Y a-t-il des moustiques à l’île Maurice ? La question revient à chaque préparatif de valise, souvent juste après celle du maillot de bain. La réponse tient en un mot : oui, partout, toute l’année, mais pas de façon uniforme. À 18h30 sur la terrasse d’un lodge du Sud, ils arrivent en escadrille dès que le soleil tombe derrière les filaos. En pleine journée à Grand-Baie, en revanche, on peut passer une semaine sans en croiser un seul. Beaucoup de voyageurs se demandent d’ailleurs si partir en février, le pari de la basse saison, change vraiment la donne côté piqûres.

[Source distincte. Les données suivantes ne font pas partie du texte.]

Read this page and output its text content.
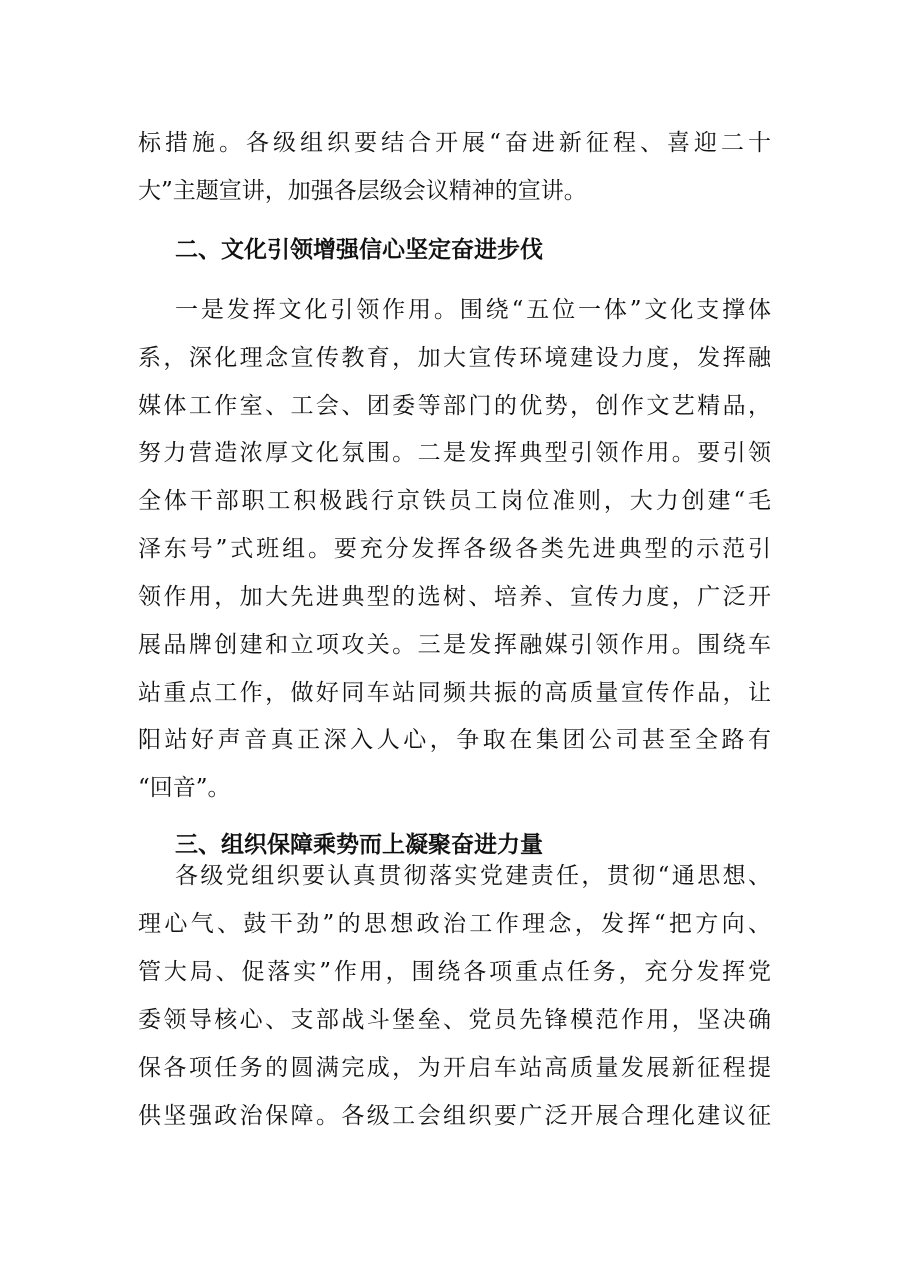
标措施。各级组织要结合开展“奋进新征程、喜迎二十
大”主题宣讲，加强各层级会议精神的宣讲。
二、文化引领增强信心坚定奋进步伐
一是发挥文化引领作用。围绕“五位一体”文化支撑体
系，深化理念宣传教育，加大宣传环境建设力度，发挥融
媒体工作室、工会、团委等部门的优势，创作文艺精品，
努力营造浓厚文化氛围。二是发挥典型引领作用。要引领
全体干部职工积极践行京铁员工岗位准则，大力创建“毛
泽东号”式班组。要充分发挥各级各类先进典型的示范引
领作用，加大先进典型的选树、培养、宣传力度，广泛开
展品牌创建和立项攻关。三是发挥融媒引领作用。围绕车
站重点工作，做好同车站同频共振的高质量宣传作品，让
阳站好声音真正深入人心，争取在集团公司甚至全路有
“回音”。
三、组织保障乘势而上凝聚奋进力量
各级党组织要认真贯彻落实党建责任，贯彻“通思想、
理心气、鼓干劲”的思想政治工作理念，发挥“把方向、
管大局、促落实”作用，围绕各项重点任务，充分发挥党
委领导核心、支部战斗堡垒、党员先锋模范作用，坚决确
保各项任务的圆满完成，为开启车站高质量发展新征程提
供坚强政治保障。各级工会组织要广泛开展合理化建议征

Ce guide démonte les clichés (le sang sucré, le parfum qui attire), identifie les vraies espèces en cause, et donne les répulsifs qui fonctionnent réellement sur place, ceux que les hôtels distribuent parce qu’ils ont fait leurs preuves, pas juste ceux qu’on trouve en pharmacie en France avant le départ. Avant de boucler la valise, il vaut aussi la peine de consulter la météo à l’île Maurice pour anticiper les périodes les plus humides.
Y a-t-il vraiment des moustiques à Maurice ?
Oui, sans exagération ni minimisation. L’île est tropicale, humide une bonne partie de l’année, et couverte de canaux d’irrigation pour la canne à sucre : c’est un terrain de reproduction parfait pour les moustiques. Mais l’expérience réelle sur place est beaucoup moins pénible que ce que certains forums laissent penser.
Une présence toute l’année, concentrée à l’aube et au crépuscule
Les moustiques sont actifs à Maurice en toute saison, mais leur intensité varie énormément selon l’heure. Entre 6h et 8h du matin, puis entre 17h30 et 19h30, c’est le pic d’activité, surtout en bord de jardin ou près d’un point d’eau. En pleine journée, sous un soleil de plomb, la plupart des espèces locales se mettent à l’abri et piquent beaucoup moins.
C’est un point que beaucoup de touristes ignorent en réservant leur dîner en terrasse à 19h : c’est exactement le mauvais créneau si la table est proche d’un massif fleuri ou d’une pelouse arrosée le jour même. Pour limiter ce genre de désagrément, mieux vaut aussi réfléchir en amont à quelle saison choisir selon son profil de voyageur.
Le vrai contraste : complexes hôteliers vs jardins et forêts
Les grands hôtels du littoral (Belle Mare, Trou aux Biches, Le Morne) traitent régulièrement leurs jardins et éliminent les eaux stagnantes : la gêne y est réelle mais globalement maîtrisée. À l’inverse, dès qu’on s’éloigne vers l’intérieur des terres ou vers une végétation dense et non entretenue, la densité de moustiques grimpe nettement. Ce n’est donc pas la même île selon qu’on reste sur sa serviette de plage ou qu’on part crapahuter dans les hauteurs.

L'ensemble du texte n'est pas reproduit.